The Snapdragon SoC works with and helps support a wide range of Qualcomm technologies that include its radio-frequency front-end products, Qualcomm Quick Charge, and fingerprint-based Sense ID biometrics. All of them, are engineered specifically to work with Qualcomm's processors to provide a variety of user capabilities, McGuire said.
"In truth, Snapdragon is more than a single component, a piece of silicon, or what many would misinterpret as the CPU; it's an anthology of technology, comprising hardware, software, and services that are not fully captured in a word like 'processor,'" he said.

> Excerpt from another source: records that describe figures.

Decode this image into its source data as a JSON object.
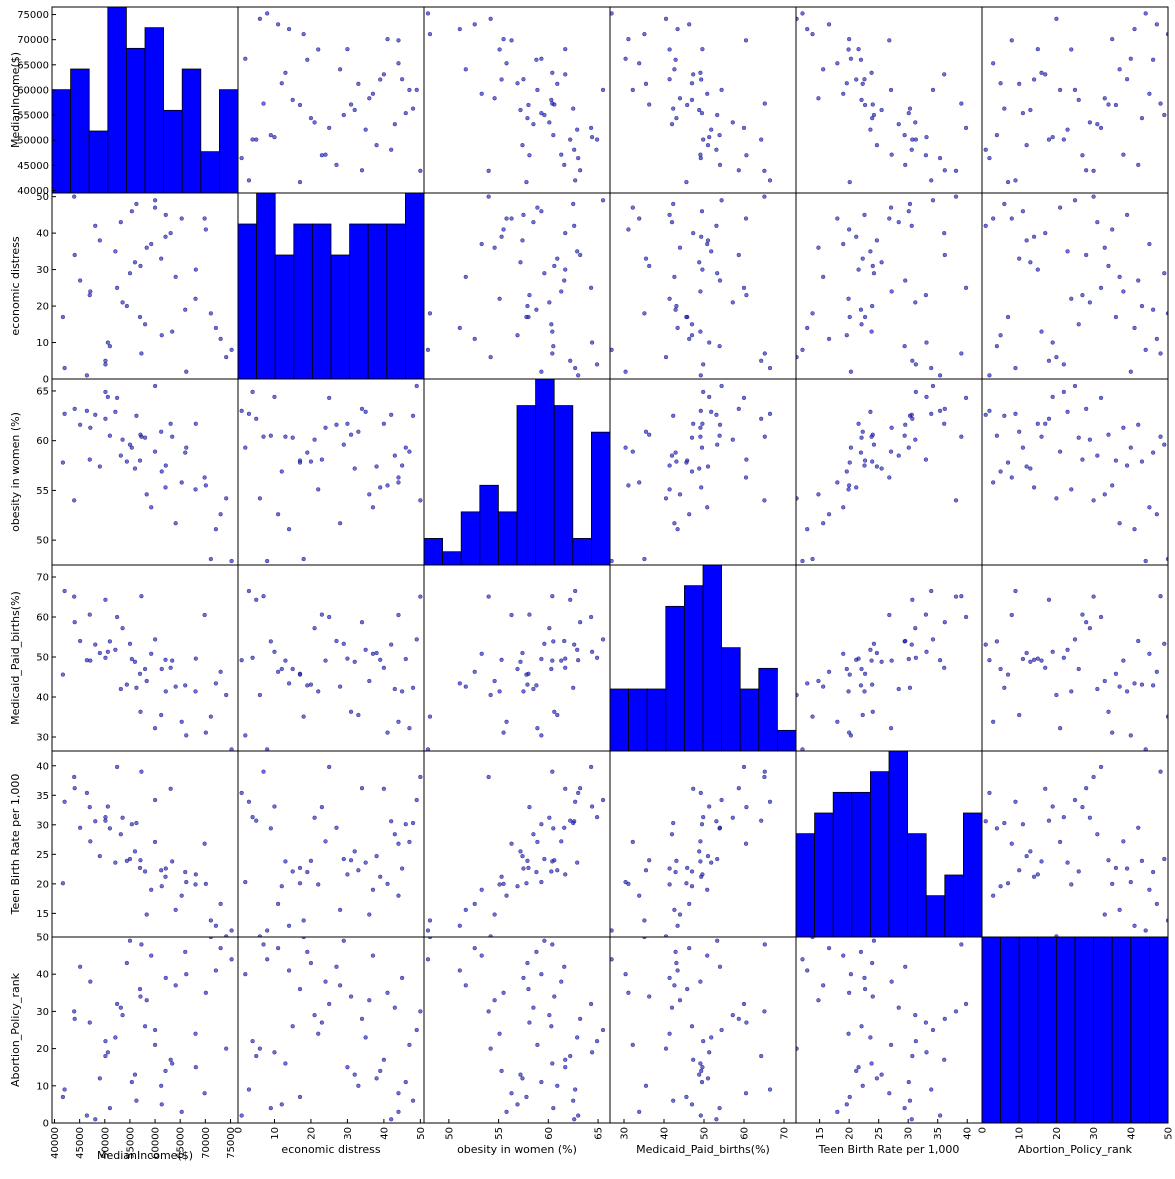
{
  "chart_data": {
    "type": "scatter-matrix",
    "variables": [
      {
        "name": "MedianIncome($)",
        "range": [
          39500,
          76500
        ],
        "ticks": [
          40000,
          45000,
          50000,
          55000,
          60000,
          65000,
          70000,
          75000
        ]
      },
      {
        "name": "economic distress",
        "range": [
          0,
          51
        ],
        "ticks": [
          0,
          10,
          20,
          30,
          40,
          50
        ]
      },
      {
        "name": "obesity in women (%)",
        "range": [
          47.5,
          66.2
        ],
        "ticks": [
          50,
          55,
          60,
          65
        ]
      },
      {
        "name": "Medicaid_Paid_births(%)",
        "range": [
          26.5,
          73
        ],
        "ticks": [
          30,
          40,
          50,
          60,
          70
        ]
      },
      {
        "name": "Teen Birth Rate per 1,000",
        "range": [
          11,
          42.5
        ],
        "ticks": [
          15,
          20,
          25,
          30,
          35,
          40
        ]
      },
      {
        "name": "Abortion_Policy_rank",
        "range": [
          0,
          50
        ],
        "ticks": [
          0,
          10,
          20,
          30,
          40,
          50
        ]
      }
    ],
    "histograms": [
      {
        "variable": "MedianIncome($)",
        "counts": [
          5,
          6,
          3,
          9,
          7,
          8,
          4,
          6,
          2,
          5
        ]
      },
      {
        "variable": "economic distress",
        "counts": [
          5,
          6,
          4,
          5,
          5,
          4,
          5,
          5,
          5,
          6
        ]
      },
      {
        "variable": "obesity in women (%)",
        "counts": [
          1,
          0.5,
          2,
          3,
          2,
          6,
          7,
          6,
          1,
          5
        ]
      },
      {
        "variable": "Medicaid_Paid_births(%)",
        "counts": [
          3,
          3,
          3,
          7,
          8,
          9,
          5,
          3,
          4,
          1
        ]
      },
      {
        "variable": "Teen Birth Rate per 1,000",
        "counts": [
          5,
          6,
          7,
          7,
          8,
          9,
          5,
          2,
          3,
          6
        ]
      },
      {
        "variable": "Abortion_Policy_rank",
        "counts": [
          5,
          5,
          5,
          5,
          5,
          5,
          5,
          5,
          5,
          5
        ]
      }
    ],
    "points": [
      [
        69862,
        44,
        56.3,
        60.5,
        26.8,
        8
      ],
      [
        43913,
        50,
        54.0,
        65.1,
        38.1,
        30
      ],
      [
        55014,
        29,
        59.6,
        53.3,
        24.2,
        49
      ],
      [
        50133,
        4,
        64.9,
        49.8,
        31.3,
        22
      ],
      [
        68109,
        30,
        61.7,
        49.6,
        21.6,
        15
      ],
      [
        62134,
        45,
        57.5,
        41.4,
        22.6,
        39
      ],
      [
        72104,
        14,
        51.1,
        43.4,
        12.9,
        41
      ],
      [
        61331,
        12,
        56.9,
        47.0,
        19.6,
        5
      ],
      [
        46442,
        1,
        63.0,
        49.2,
        35.4,
        2
      ],
      [
        50126,
        5,
        62.2,
        64.3,
        30.7,
        18
      ],
      [
        57006,
        17,
        58.0,
        45.8,
        22.7,
        36
      ],
      [
        55383,
        46,
        59.3,
        49.5,
        30.1,
        11
      ],
      [
        41668,
        17,
        57.8,
        45.6,
        20.1,
        7
      ],
      [
        60001,
        47,
        58.9,
        32.2,
        27.1,
        21
      ],
      [
        63103,
        40,
        61.7,
        47.3,
        36.1,
        17
      ],
      [
        52102,
        35,
        62.9,
        51.8,
        23.6,
        23
      ],
      [
        53542,
        21,
        60.1,
        57.2,
        31.2,
        29
      ],
      [
        75224,
        8,
        47.9,
        26.9,
        12.1,
        44
      ],
      [
        44016,
        34,
        63.2,
        58.7,
        36.2,
        28
      ],
      [
        52451,
        25,
        64.3,
        60.0,
        39.8,
        32
      ],
      [
        58339,
        36,
        54.6,
        44.0,
        14.8,
        33
      ],
      [
        48107,
        42,
        62.6,
        53.1,
        30.6,
        1
      ],
      [
        74149,
        6,
        54.2,
        40.5,
        11.1,
        20
      ],
      [
        59236,
        37,
        53.3,
        50.8,
        19.0,
        45
      ],
      [
        57287,
        7,
        60.4,
        65.2,
        39.0,
        48
      ],
      [
        65300,
        44,
        55.8,
        33.8,
        18.0,
        3
      ],
      [
        60013,
        49,
        65.5,
        54.4,
        34.2,
        25
      ],
      [
        47123,
        24,
        61.3,
        49.1,
        27.2,
        38
      ],
      [
        62081,
        39,
        55.3,
        49.3,
        21.2,
        14
      ],
      [
        53189,
        43,
        58.5,
        42.0,
        28.4,
        31
      ],
      [
        61220,
        33,
        60.9,
        35.5,
        22.3,
        10
      ],
      [
        51013,
        9,
        60.5,
        53.9,
        29.4,
        4
      ],
      [
        45094,
        27,
        61.6,
        54.0,
        29.5,
        42
      ],
      [
        54390,
        20,
        57.9,
        43.1,
        23.9,
        43
      ],
      [
        58016,
        15,
        60.3,
        47.0,
        22.1,
        26
      ],
      [
        66207,
        2,
        59.3,
        30.4,
        20.3,
        40
      ],
      [
        57102,
        31,
        60.6,
        36.3,
        24.0,
        34
      ],
      [
        49014,
        38,
        57.4,
        51.0,
        24.7,
        12
      ],
      [
        73048,
        11,
        52.6,
        46.3,
        16.6,
        47
      ],
      [
        63410,
        13,
        60.4,
        49.1,
        23.8,
        16
      ],
      [
        56290,
        48,
        62.5,
        42.3,
        30.3,
        6
      ],
      [
        50611,
        10,
        64.4,
        51.3,
        33.1,
        19
      ],
      [
        66003,
        19,
        58.8,
        42.9,
        22.0,
        46
      ],
      [
        47011,
        23,
        58.1,
        60.6,
        33.0,
        27
      ],
      [
        70104,
        41,
        55.5,
        31.1,
        20.0,
        35
      ],
      [
        42009,
        3,
        62.7,
        66.5,
        33.9,
        9
      ],
      [
        64102,
        28,
        51.7,
        42.6,
        15.6,
        37
      ],
      [
        68050,
        22,
        55.1,
        41.4,
        19.9,
        24
      ],
      [
        56007,
        32,
        57.2,
        48.8,
        25.5,
        13
      ],
      [
        71102,
        18,
        48.1,
        35.1,
        13.8,
        50
      ]
    ]
  }
}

Looking to VR, AR, Other New Technologies
Signs of Qualcomm's new branding approach were already visible earlier this year, when the company unveiled its latest Snapdragon 835 SoC, a flagship chip that's set to begin appearing in new devices in the first half of this year.
When it announced the Snapdragon 835 at the CES 2017 in Las Vegas in January, Qualcomm described it as "the first mobile platform to be commercially manufactured using the 10nm FinFET process node."
The FinFET ("fin field effect transistor") technology is designed to minimize the performance-versus-power tradeoff that chip manufacturers have traditionally had to contend with. Developed by Samsung, the FinFET process results in 10-nanometer SoCs with increased area efficiency, improved performance and reduced power consumption, Qualcomm said at CES.
The Snapdragon 835 is designed to support new technologies like virtual and augmented reality, according to Qualcomm. McGuire noted yesterday that the platform rebranding effort will support the company's plans to grow its influence in those and other arenas.
"As we expand our presence outside of mobile, we want our nomenclature to reflect all the places we're making a difference, from mobile PCs and servers, to automotive, IP cameras, drones, VR/AR headsets, and beyond," he said.